Common passwords are published online and included in penetration testing distributions of Linux. The attacker could utilize these as a base, also creating a customized list of potential passwords geared towards the organization, incorporating keywords scraped from public resources using OSINT tools.
It is recommended to investigate the possibility of implementing a banned password list, should your directory service include this feature, to reduce the risk of users setting easily guessed passwords that include strings related to the organization, locality or common/leaked passwords. Increased password complexity and more importantly password length will increase the entropy or strength of the password thus minimizing the probability that it can be cracked.
5. Lockout policy
Directory services may have a default account lockout policy. The service may lock the account for a set number of minutes after several failed attempts at login. Based on this knowledge, the attacker could set an appropriate time delay between each group of attempted logins to bypass this. Increasing the lockout duration combined with reducing the number of allowable failed attempts improves the resiliency of this feature.
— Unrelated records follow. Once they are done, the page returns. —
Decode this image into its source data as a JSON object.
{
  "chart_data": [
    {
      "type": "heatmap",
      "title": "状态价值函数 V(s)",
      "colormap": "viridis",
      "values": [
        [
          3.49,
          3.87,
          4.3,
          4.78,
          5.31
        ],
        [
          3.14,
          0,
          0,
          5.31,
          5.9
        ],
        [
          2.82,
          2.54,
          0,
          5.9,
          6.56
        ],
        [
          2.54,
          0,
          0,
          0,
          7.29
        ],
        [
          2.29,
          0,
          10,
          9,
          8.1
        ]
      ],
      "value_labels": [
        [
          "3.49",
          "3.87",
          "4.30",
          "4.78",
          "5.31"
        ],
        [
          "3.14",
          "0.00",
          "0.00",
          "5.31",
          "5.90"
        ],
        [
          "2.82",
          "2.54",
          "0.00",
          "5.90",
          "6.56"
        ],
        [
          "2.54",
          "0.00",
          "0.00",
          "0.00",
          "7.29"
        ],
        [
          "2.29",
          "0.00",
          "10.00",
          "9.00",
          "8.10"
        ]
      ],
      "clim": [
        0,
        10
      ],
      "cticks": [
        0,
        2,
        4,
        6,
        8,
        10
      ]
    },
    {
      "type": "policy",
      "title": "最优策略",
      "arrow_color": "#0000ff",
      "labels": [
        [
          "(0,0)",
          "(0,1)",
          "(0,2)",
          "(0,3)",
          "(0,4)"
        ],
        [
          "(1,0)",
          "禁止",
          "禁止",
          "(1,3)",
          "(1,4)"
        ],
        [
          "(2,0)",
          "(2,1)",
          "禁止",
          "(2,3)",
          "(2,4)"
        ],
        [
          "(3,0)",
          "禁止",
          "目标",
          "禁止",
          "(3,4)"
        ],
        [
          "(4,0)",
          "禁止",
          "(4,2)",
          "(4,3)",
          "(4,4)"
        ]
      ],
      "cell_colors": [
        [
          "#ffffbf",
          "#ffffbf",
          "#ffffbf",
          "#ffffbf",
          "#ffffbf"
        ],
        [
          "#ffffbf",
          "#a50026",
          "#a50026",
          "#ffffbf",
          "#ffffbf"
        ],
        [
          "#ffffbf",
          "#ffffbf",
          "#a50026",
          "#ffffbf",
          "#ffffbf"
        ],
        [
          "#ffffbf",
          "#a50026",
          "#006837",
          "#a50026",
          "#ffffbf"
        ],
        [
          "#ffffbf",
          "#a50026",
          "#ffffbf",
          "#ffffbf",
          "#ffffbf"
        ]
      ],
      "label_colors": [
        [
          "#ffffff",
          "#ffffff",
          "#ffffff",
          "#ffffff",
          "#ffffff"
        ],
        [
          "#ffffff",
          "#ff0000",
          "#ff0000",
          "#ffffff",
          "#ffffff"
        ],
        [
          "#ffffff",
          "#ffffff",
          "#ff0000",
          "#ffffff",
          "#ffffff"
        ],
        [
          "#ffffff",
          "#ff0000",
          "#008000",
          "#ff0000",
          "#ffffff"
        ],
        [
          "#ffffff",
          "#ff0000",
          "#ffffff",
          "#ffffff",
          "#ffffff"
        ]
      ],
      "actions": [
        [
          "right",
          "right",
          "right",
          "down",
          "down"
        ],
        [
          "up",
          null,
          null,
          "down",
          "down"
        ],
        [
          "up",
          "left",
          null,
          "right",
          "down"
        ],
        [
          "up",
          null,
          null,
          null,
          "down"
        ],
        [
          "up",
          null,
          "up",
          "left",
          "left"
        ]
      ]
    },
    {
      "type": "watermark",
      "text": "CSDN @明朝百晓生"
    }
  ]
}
6. Legacy clients, browsers and protocols
Attackers may be able to bypass MFA in certain situations due to legacy protocols not supporting MFA. Internet Message Access Protocol (IMAP) access is an example of this. Legacy clients, browsers and protocols should be reviewed with the intention of modernizing them, to reduce the risk of this attack. Full investigation and planning followed by phased testing and service modernization are highly recommended, to avoid breaking production services that rely on legacy protocols.
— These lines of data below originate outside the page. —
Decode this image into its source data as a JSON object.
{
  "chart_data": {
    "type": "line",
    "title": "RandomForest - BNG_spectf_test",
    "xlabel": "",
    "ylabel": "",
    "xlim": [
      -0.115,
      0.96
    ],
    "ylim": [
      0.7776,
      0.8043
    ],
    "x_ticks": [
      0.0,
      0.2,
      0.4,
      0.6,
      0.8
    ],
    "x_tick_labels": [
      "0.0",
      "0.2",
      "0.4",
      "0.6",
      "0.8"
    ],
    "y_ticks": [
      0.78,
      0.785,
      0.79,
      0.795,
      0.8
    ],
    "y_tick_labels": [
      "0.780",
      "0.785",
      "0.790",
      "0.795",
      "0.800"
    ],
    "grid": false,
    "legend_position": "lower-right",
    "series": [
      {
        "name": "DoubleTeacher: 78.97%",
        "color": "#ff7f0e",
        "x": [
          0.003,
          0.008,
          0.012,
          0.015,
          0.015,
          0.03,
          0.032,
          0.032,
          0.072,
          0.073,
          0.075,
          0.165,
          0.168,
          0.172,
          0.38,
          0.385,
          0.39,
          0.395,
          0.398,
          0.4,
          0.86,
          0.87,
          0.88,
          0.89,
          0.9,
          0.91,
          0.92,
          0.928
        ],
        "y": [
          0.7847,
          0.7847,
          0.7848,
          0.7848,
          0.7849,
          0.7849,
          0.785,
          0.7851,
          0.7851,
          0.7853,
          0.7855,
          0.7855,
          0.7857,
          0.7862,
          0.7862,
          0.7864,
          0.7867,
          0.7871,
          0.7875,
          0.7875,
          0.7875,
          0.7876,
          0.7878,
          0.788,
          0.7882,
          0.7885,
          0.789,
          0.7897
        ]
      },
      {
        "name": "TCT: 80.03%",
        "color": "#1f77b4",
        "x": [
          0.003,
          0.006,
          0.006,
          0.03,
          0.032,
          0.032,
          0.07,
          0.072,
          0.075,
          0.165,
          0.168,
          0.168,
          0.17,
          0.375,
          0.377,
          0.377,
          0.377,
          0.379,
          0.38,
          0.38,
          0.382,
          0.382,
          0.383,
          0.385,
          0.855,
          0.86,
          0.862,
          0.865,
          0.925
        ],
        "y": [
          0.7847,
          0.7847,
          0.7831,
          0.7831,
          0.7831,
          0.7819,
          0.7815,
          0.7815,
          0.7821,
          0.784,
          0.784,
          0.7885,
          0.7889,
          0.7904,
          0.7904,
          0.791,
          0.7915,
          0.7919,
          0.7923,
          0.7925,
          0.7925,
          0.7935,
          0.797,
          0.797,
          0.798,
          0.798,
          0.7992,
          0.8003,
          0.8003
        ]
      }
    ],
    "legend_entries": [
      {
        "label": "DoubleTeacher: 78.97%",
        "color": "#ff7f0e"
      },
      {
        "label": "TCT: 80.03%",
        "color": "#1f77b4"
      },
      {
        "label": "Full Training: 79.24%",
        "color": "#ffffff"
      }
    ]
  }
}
7. Monitoring of admin and user accounts
It is crucial that organizations regularly review their cloud management plane and directory service audit logs for both admin and user account activity. Scheduled reporting sent to email distribution lists, alerting, Security Information and Event Management (SIEM) integration, and event-driven security are all strongly recommended. Integration with a SIEM will allow the organization to correlate events with information from multiple feeds and logging systems. Some platforms and solutions also provide behavioural analytics and machine learning, and integration with partner threat intelligence feeds.
Monitoring will allow visibility into password spraying attacks in progress and allow for manual or automated remediation. Automating this remediation with event driven security will greatly improve the ability to combat such threats in a sustainable manner.
Native audit logging tools on the cloud platform management plane can be used if the above is not available, to augment these tools or in the planning stages.
Recommendations to counter the threat of password spraying attacks:
- Implement MFA
- Consider ABAC over RBAC
- Implement a banned password list
- Use a strong password complexity policy
- Strengthen your account lockout policy
- Investigate legacy protocol and service modernization
- Monitor your admin and user accounts for unusual activity
Due to the broad network access characteristic of cloud services, identity management requires even more focus than with traditional on-premises network security as by default both admin and standard user accounts are accessible from any location in the world, should the requesting party have a valid username and password. It is important to stay up to date on the security capabilities of your cloud applications, platforms, and identity providers, along with the following security best practice. It’s imperative that this exercise is incorporated into security operations to ensure day to day threats are minimized and not undertaken on a scheduled basis as the threat landscape is constantly shifting.